Critics have noted, however, that the bishop's phrasing is deceptive, as the issue is about preventing the hastening of a premature death by an ethics panel with power to override the wishes of the patient and family.
"TADA respects the patient's wishes and leaves room for good-faith differences of medical opinion," the amicus brief argued. "Section 166.046 encourages the doctor and patient to have the difficult and critical dialogue that end-of-life care requires."
The argument is based more on theory than fact. As is clear in Dunn's case and many others, when patients and doctors fundamentally disagree, the patient and his family have no recourse but to submit to the final, unappealable, non-reviewable judgment of the ethics panel, or otherwise scramble to find another hospital within the 10-day window — a process that turns out to be unrealistic and arduous.
Among other things, Kelly's attorneys are arguing that TADA needs to be ruled unconstitutional as a matter of public policy and that the 10-day rule be scrapped.

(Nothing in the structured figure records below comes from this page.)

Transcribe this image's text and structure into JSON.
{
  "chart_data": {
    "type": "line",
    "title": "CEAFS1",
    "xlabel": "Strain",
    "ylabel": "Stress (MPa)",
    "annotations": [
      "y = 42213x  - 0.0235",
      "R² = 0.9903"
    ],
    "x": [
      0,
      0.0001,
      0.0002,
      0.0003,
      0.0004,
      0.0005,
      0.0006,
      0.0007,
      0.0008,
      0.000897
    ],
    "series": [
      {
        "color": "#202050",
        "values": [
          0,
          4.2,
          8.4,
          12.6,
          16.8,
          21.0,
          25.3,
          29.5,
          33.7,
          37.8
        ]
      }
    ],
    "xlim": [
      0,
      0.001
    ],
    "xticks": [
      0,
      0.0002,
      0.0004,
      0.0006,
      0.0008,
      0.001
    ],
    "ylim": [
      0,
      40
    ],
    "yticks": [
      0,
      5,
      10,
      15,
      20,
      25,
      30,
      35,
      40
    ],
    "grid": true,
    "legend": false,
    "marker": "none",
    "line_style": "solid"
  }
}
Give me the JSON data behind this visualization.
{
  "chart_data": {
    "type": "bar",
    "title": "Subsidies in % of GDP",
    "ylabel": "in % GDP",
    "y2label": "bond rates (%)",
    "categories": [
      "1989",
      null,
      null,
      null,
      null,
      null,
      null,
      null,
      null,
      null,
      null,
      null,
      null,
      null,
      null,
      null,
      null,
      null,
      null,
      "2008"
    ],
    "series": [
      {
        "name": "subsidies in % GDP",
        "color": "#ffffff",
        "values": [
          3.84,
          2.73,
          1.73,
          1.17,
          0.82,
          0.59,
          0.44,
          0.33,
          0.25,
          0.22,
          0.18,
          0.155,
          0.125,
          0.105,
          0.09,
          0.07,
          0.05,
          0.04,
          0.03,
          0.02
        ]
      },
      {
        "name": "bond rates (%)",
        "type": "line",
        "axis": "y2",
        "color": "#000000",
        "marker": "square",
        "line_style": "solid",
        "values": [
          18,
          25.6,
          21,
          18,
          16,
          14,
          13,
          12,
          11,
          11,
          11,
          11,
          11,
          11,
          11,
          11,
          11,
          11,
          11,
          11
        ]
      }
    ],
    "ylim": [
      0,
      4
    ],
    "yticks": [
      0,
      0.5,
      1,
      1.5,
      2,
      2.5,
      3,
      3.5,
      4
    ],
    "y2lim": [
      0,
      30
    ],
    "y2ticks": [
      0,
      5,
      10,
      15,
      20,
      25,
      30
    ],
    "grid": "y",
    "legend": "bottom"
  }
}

"Ethicists, legal experts, and others have long written of their concern about the state of the law in Texas and elsewhere leaving patients with no rights as involuntary euthanasia creeps forward," the attorneys argued in their reply brief filed in May 2018.
Ken Paxton, attorney general for Texas, filed an amicus brief agreeing that TADA violates due process and therefore he could not defend the law in court.
The right to due process of law is a fundamental bedrock of our Constitution and is one of the most important safeguards against the tyranny of the government. The right traces its origins to arguably the most important clause in the Magna Carta: "No free man shall be seized or imprisoned, or stripped of his rights or possessions, or outlawed or exiled, or deprived of his standing in any way, nor will we proceed with force against him, or send others to do so, except by the lawful judgment of his equals or by the law of the land."
This revolutionary concept that we are all entitled to appropriate legal process before the taking of our life, liberty, or property found even firmer footing with the founding of this nation and the enactment of the Fifth Amendment to the U.S. Constitution, which provides that "No person shall be ... deprived of life, liberty, or property, without due process of law."This case compels this Court to become part of this tradition and enforce the protections of due process once more. Section 166.046 of the Texas Health and Safety Code allows the government to deny an individual his or her life, and does so without sufficient process of law. That violates due process and cannot stand.
Oral arguments for the Dunn case take place Tuesday in the State Circuit Court of Appeals for the First District in Houston. Kelly and Dunn's estate are represented by attorneys Trey Trainor, Joe Nixon and Kassi Marks.